Everything has a cost, especially when corporations and private equity firms team up to take over public services like water with the prime intent of maximizing profit, much to the detriment of the users of said services, an increasingly common practice described in great detail in an excellent NY Times piece titled In American Towns, Private Profits From Public Works.
Even as Wall Street deals like the one with Bayonne help financially desperate municipalities to make much-needed repairs, they can come with a hefty price tag — not just to pay for new pipes, but also to help the investors earn a nice return, a New York Times analysis has found. Often, these contracts guarantee a specific amount of revenue, The Times found, which can send water bills soaring.
Water rates in Bayonne have risen nearly 28 percent since Kohlberg Kravis Roberts — one of Wall Street’s most storied private equity firms — teamed up with another company to manage the city’s water system, the Times analysis shows. City officials also promised residents a four-year rate freeze that never materialized.

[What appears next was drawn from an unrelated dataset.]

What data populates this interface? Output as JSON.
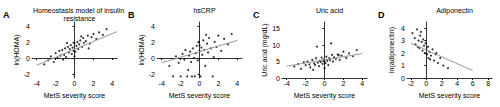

In one measure of residents’ distress, people are falling so far behind on their bills that the city is placing more liens against their homes, which can eventually lead to foreclosures.
In the typical private equity water deal, higher rates help the firms earn returns of anywhere from 8 to 18 percent, more than what a regular for-profit water company may expect. And to accelerate their returns, two of the firms have applied a common strategy from the private equity playbook: quickly flipping their investment to another firm. This includes K.K.R., which is said to be shopping its 90 percent stake in the Bayonne venture, a partnership with the water company Suez.
To add fuel to the fire, two books, Matt Taibbi's Griftopia and Nicholas Soutter's The Water Thief, are must reads to see what happens when corporations own everything, something that could very well happen under the aegis of The Donald.